The House and Senate are wrapping up work on the last appropriations bill of the year and rumors are swirling that the controversial Native Hawaiian Government Reorganization Act, also known as the “Akaka Bill,” will be included in the Defense Appropriations bill. The defense measure is proving to be controversial, because House and Senate appropriators are using it to carry non related matters like a $1.9 trillion debt limit increase, an extension of unemployment benefits and the Native Hawaiian measure.
The Native Hawaiian bill, a long time priority of Senator Daniel Akaka (D-HI), would set up a race based government of “indigenous, native people of Hawaii.” Opponents argue that this bill is unconstitutional and unwise. National Review Online sounded the alarm bells today and sources on Capitol Hill confirmed to Big Government that a version of the Native Hawaiian Bill may end up in the Defense Appropriations bill.
According to NROnline:
The Hill rumor is that Democrats plan to attach Akaka to the Department of Defense funding bill before this session ends — basically, sneaking it in at a busy, contentious time of year to avoid full debate.
The bill would create a race based government to solicit federal monies and create programs to benefit individuals who fit the definition of “Native Hawaiian.” A United States Office for Native Hawaiian Relations would be created to negotiate a special political and legal relationship between Native Hawaiians and the United States. The supporters of this bill argue that Native Hawaiians are similar to an Indian tribe and they should be declared a sovereign entity so they can negotiate benefits from the U.S. government. The fact of the matter is that Hawaii was a kingdom with a monarch before becoming a state, unlike American Indian Tribes. Furthermore, the Tribes recognized by the Bureau of Indian Affairs are not racially exclusive and the Native Hawaiian government would be race based.
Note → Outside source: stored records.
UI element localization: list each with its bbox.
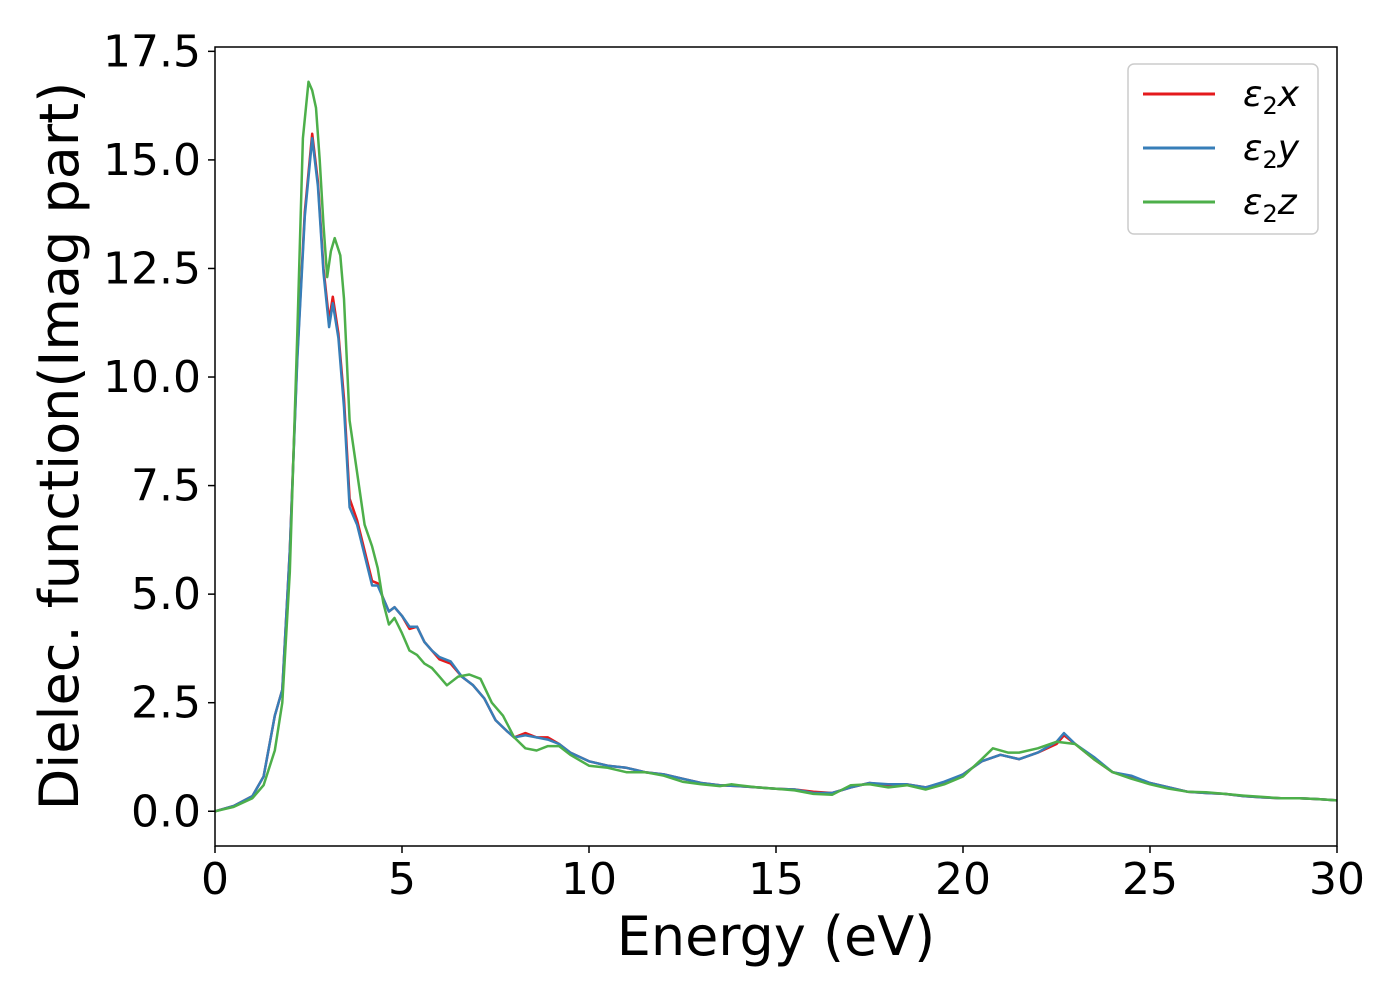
series-line-z — [214, 80, 1338, 813]
series-line-y — [214, 136, 1338, 813]
y-axis-title: Dielec. function(Imag part) — [28, 82, 91, 811]
y-tick-label: 10.0 — [103, 352, 201, 403]
x-tick-label: 20 — [935, 854, 991, 905]
x-tick-label: 30 — [1309, 854, 1365, 905]
legend-label-x: ε2x — [1243, 74, 1300, 120]
x-axis-title: Energy (eV) — [617, 905, 936, 968]
legend: ε2x ε2y ε2z — [1127, 63, 1319, 235]
series-line-x — [214, 132, 1338, 813]
legend-box — [1127, 63, 1319, 235]
legend-label-z: ε2z — [1243, 182, 1298, 228]
x-tick-label: 25 — [1122, 854, 1178, 905]
series-layer — [214, 80, 1338, 813]
legend-label-y: ε2y — [1243, 128, 1300, 174]
y-tick-label: 5.0 — [131, 569, 201, 620]
x-axis: 0 5 10 15 20 25 30 — [201, 846, 1365, 905]
y-tick-label: 0.0 — [131, 786, 201, 837]
x-tick-label: 15 — [748, 854, 804, 905]
x-tick-label: 0 — [201, 854, 229, 905]
y-tick-label: 17.5 — [103, 26, 201, 77]
y-tick-label: 12.5 — [103, 243, 201, 294]
x-tick-label: 5 — [388, 854, 416, 905]
x-tick-label: 10 — [561, 854, 617, 905]
y-tick-label: 7.5 — [131, 461, 201, 512]
y-axis: 0.0 2.5 5.0 7.5 10.0 12.5 15.0 17.5 — [103, 26, 215, 837]
y-tick-label: 15.0 — [103, 135, 201, 186]
y-tick-label: 2.5 — [131, 678, 201, 729]
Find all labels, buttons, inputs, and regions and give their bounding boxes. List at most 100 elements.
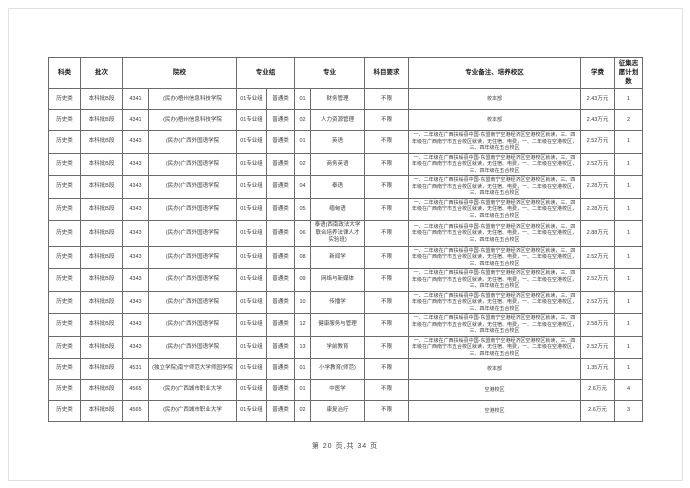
cell-major-group: 01专业组 — [236, 245, 267, 270]
header-batch: 批次 — [80, 56, 123, 90]
admission-plan-table: 科类 批次 院校 专业组 专业 科目要求 专业备注、培养校区 学费 征集志愿计划… — [48, 56, 643, 423]
cell-major-name: 英语 — [310, 130, 365, 154]
cell-subject-requirement: 不限 — [364, 335, 409, 360]
cell-major-code: 13 — [294, 335, 311, 360]
cell-group-type: 普通类 — [266, 245, 295, 270]
cell-batch: 本科批B段 — [80, 245, 123, 270]
cell-tuition: 2.52万元 — [580, 152, 615, 177]
header-major-group: 专业组 — [236, 56, 295, 90]
cell-institution-name: (民办)广西外国语学院 — [148, 290, 237, 315]
cell-major-code: 02 — [294, 152, 311, 177]
table-row: 历史类 本科批B段 4343 (民办)广西外国语学院 01专业组 普通类 08 新闻学 不限 一、… — [48, 245, 643, 270]
cell-plan-count: 1 — [614, 88, 643, 111]
cell-major-code: 12 — [294, 313, 311, 337]
cell-institution-code: 4343 — [122, 335, 149, 360]
table-row: 历史类 本科批B段 4343 (民办)广西外国语学院 01专业组 普通类 12 健康服务与管理… — [48, 313, 643, 337]
cell-institution-name: (民办)广西城市职业大学 — [148, 400, 237, 423]
cell-tuition: 2.58万元 — [580, 313, 615, 337]
cell-major-name: 健康服务与管理 — [310, 313, 365, 337]
cell-group-type: 普通类 — [266, 152, 295, 177]
cell-subject-requirement: 不限 — [364, 268, 409, 292]
cell-major-name: 传播学 — [310, 290, 365, 315]
cell-batch: 本科批B段 — [80, 109, 123, 132]
cell-plan-count: 1 — [614, 358, 643, 381]
cell-major-group: 01专业组 — [236, 335, 267, 360]
cell-notes: 一、二年级在广西扶绥县中国-东盟南宁空港经济区空港校区就读，三、四年级在广西南宁… — [408, 220, 581, 247]
cell-batch: 本科批B段 — [80, 152, 123, 177]
cell-notes: 校本部 — [408, 88, 581, 111]
cell-institution-name: (民办)梧州信息科技学院 — [148, 109, 237, 132]
cell-major-group: 01专业组 — [236, 290, 267, 315]
cell-tuition: 2.28万元 — [580, 175, 615, 199]
cell-institution-code: 4343 — [122, 220, 149, 247]
cell-notes: 校本部 — [408, 109, 581, 132]
cell-category: 历史类 — [48, 152, 81, 177]
table-row: 历史类 本科批B段 4343 (民办)广西外国语学院 01专业组 普通类 06 泰语(西南政法… — [48, 220, 643, 247]
cell-major-code: 09 — [294, 268, 311, 292]
table-row: 历史类 本科批B段 4343 (民办)广西外国语学院 01专业组 普通类 05 缅甸语 不限 一、… — [48, 197, 643, 222]
cell-institution-code: 4341 — [122, 109, 149, 132]
cell-notes: 一、二年级在广西扶绥县中国-东盟南宁空港经济区空港校区就读，三、四年级在广西南宁… — [408, 245, 581, 270]
cell-category: 历史类 — [48, 130, 81, 154]
cell-plan-count: 4 — [614, 379, 643, 402]
cell-batch: 本科批B段 — [80, 335, 123, 360]
cell-major-name: 新闻学 — [310, 245, 365, 270]
cell-notes: 空港校区 — [408, 379, 581, 402]
table-row: 历史类 本科批B段 4343 (民办)广西外国语学院 01专业组 普通类 13 学前教育 不限一… — [48, 335, 643, 360]
cell-group-type: 普通类 — [266, 109, 295, 132]
cell-category: 历史类 — [48, 335, 81, 360]
table-row: 历史类 本科批B段 4565 (民办)广西城市职业大学 01专业组 普通类 02 康复治疗 不限… — [48, 400, 643, 423]
cell-group-type: 普通类 — [266, 197, 295, 222]
cell-group-type: 普通类 — [266, 313, 295, 337]
cell-institution-code: 4531 — [122, 358, 149, 381]
cell-batch: 本科批B段 — [80, 313, 123, 337]
cell-notes: 一、二年级在广西扶绥县中国-东盟南宁空港经济区空港校区就读，三、四年级在广西南宁… — [408, 175, 581, 199]
cell-tuition: 2.6万元 — [580, 400, 615, 423]
cell-major-code: 02 — [294, 109, 311, 132]
cell-institution-code: 4343 — [122, 130, 149, 154]
cell-batch: 本科批B段 — [80, 175, 123, 199]
cell-subject-requirement: 不限 — [364, 152, 409, 177]
cell-plan-count: 1 — [614, 130, 643, 154]
cell-major-code: 01 — [294, 358, 311, 381]
header-institution: 院校 — [122, 56, 237, 90]
header-category: 科类 — [48, 56, 81, 90]
cell-group-type: 普通类 — [266, 88, 295, 111]
cell-tuition: 2.52万元 — [580, 290, 615, 315]
cell-plan-count: 1 — [614, 220, 643, 247]
cell-category: 历史类 — [48, 175, 81, 199]
cell-institution-name: (民办)广西外国语学院 — [148, 130, 237, 154]
cell-major-group: 01专业组 — [236, 152, 267, 177]
table-row: 历史类 本科批B段 4531 (独立学院)南宁师范大学师园学院 01专业组 普通类 01 小学… — [48, 358, 643, 381]
cell-plan-count: 1 — [614, 197, 643, 222]
cell-major-group: 01专业组 — [236, 220, 267, 247]
cell-institution-code: 4343 — [122, 245, 149, 270]
cell-category: 历史类 — [48, 358, 81, 381]
cell-major-code: 04 — [294, 175, 311, 199]
cell-major-name: 网络与新媒体 — [310, 268, 365, 292]
cell-major-group: 01专业组 — [236, 197, 267, 222]
cell-category: 历史类 — [48, 88, 81, 111]
cell-subject-requirement: 不限 — [364, 197, 409, 222]
cell-category: 历史类 — [48, 109, 81, 132]
cell-major-name: 商务英语 — [310, 152, 365, 177]
cell-institution-name: (民办)广西外国语学院 — [148, 220, 237, 247]
cell-major-group: 01专业组 — [236, 175, 267, 199]
table-row: 历史类 本科批B段 4343 (民办)广西外国语学院 01专业组 普通类 10 传播学 不限 一、… — [48, 290, 643, 315]
page-number-indicator: 第 20 页,共 34 页 — [311, 443, 379, 450]
header-plan-count: 征集志愿计划数 — [614, 56, 643, 90]
cell-notes: 校本部 — [408, 358, 581, 381]
cell-major-name: 小学教育(师范) — [310, 358, 365, 381]
cell-institution-code: 4565 — [122, 400, 149, 423]
table-row: 历史类 本科批B段 4341 (民办)梧州信息科技学院 01专业组 普通类 02 人力资源管理… — [48, 109, 643, 132]
cell-plan-count: 1 — [614, 175, 643, 199]
cell-tuition: 2.52万元 — [580, 335, 615, 360]
cell-plan-count: 2 — [614, 109, 643, 132]
cell-institution-name: (民办)广西外国语学院 — [148, 197, 237, 222]
cell-plan-count: 1 — [614, 335, 643, 360]
cell-tuition: 2.43万元 — [580, 109, 615, 132]
cell-subject-requirement: 不限 — [364, 245, 409, 270]
cell-group-type: 普通类 — [266, 175, 295, 199]
cell-category: 历史类 — [48, 268, 81, 292]
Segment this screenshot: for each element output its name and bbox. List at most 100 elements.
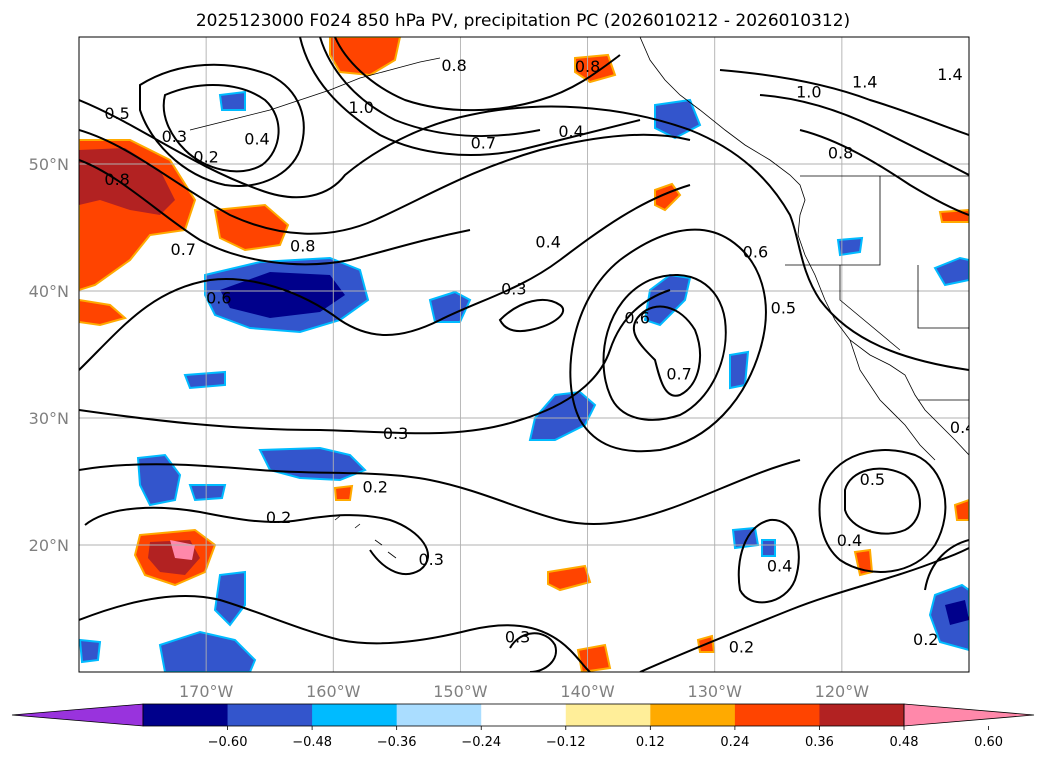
contour-label: 0.4 <box>767 556 792 575</box>
contour-label: 0.7 <box>666 365 691 384</box>
contour-label: 0.8 <box>104 170 129 189</box>
colorbar-tick-label: −0.12 <box>546 735 586 750</box>
colorbar-swatch <box>396 704 482 726</box>
contour-label: 0.8 <box>290 236 315 255</box>
colorbar-swatch <box>143 704 229 726</box>
colorbar-tick-label: 0.12 <box>636 735 665 750</box>
precip-region <box>528 390 597 441</box>
pv-contour <box>319 37 541 137</box>
colorbar-swatch <box>481 704 567 726</box>
precip-region <box>953 498 969 521</box>
colorbar-swatch <box>819 704 905 726</box>
contour-label: 0.6 <box>743 243 768 262</box>
pv-contours <box>79 37 969 672</box>
precip-region <box>938 208 969 223</box>
pv-contour <box>79 595 591 672</box>
contour-label: 0.5 <box>771 299 796 318</box>
precip-region <box>79 298 128 327</box>
contour-label: 0.5 <box>860 470 885 489</box>
contour-label: 0.2 <box>266 508 291 527</box>
colorbar-swatch <box>650 704 736 726</box>
pv-contour <box>602 274 727 421</box>
contour-label: 0.7 <box>471 133 496 152</box>
precip-region <box>213 570 246 627</box>
colorbar: −0.60 −0.48 −0.36 −0.24 −0.12 0.12 0.24 0.36 0.4… <box>11 703 1035 750</box>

Many in Hawaii are concerned that they would be unconstitutionally excluded from the new governing entity, because they will not racially qualify to participate. The Supreme Court case, Rice v. Cayetano (2000), declared unconstitutional a state sponsored vote in Hawaii, limited to individuals who could prove Native Hawaiian decent, to a board overseeing Native Hawaiian issues. There was a strict racial classification and an individual who was deemed not racially eligible to vote challenged the constitutionality of the vote under the 14th and 15th Amendments to the Constitution. He won. Many of the same constitutional concerns apply to the Akaka Bill and a court may deem this bill unconstitutional when there is a determination of the qualifications to participate in the new Native Hawaiian Government.
Many Native Hawaiians have lost faith in the governing entity, the Office of Hawaiian Affairs (OHA), to represent the will of Native Hawaiians. OHA will become the defacto governing entity of Native Hawaiians and they seem more interested in lobbying for more and more federal money as the solution to all of the problems in the Native Hawaiian community. Some Native Hawaiians don’t want federal monies, because they don’t want to give far away Washington, D.C. more and more control over lands in Hawaii. There are Hawaiians who object on the grounds that they would be racially excluded from the new governing entity, even though they have lived their whole lives in Hawaii.
This is yet another example of politicians in Washington, D.C. trying to pull a fast one. For those who have a distaste for big government, like me, this is yet further evidence that politicians are pushing unpopular and potentially unconstitutional ideas in the hope that you are not paying attention.
Late today, Senator Daniel Inouye (D-HI), Chairman of the Senate Appropriations Committee, released the following statement:
I have never suggested that the Akaka Native Hawaiian Recognition Bill be passed and adopted as part of the defense appropriations process. I don’t know where this nonsensical suggestion originated. The Akaka Bill for the past many years has been considered under what we call the regular order. It has had hours upon hours of hearings, many, many revisions and amendments and has gone through the scrutiny of three administrations. We have had hearings in Washington and in Hawaii. It is not a measure that has been shepherded in the dark of the night. It has been fully transparent.
Transparency and pressure may have backed off the supporters of this bill, yet one should not be confident that some version of the Native Hawaiian Bill will be put into the Defense Appropriations Bill until they read the bill.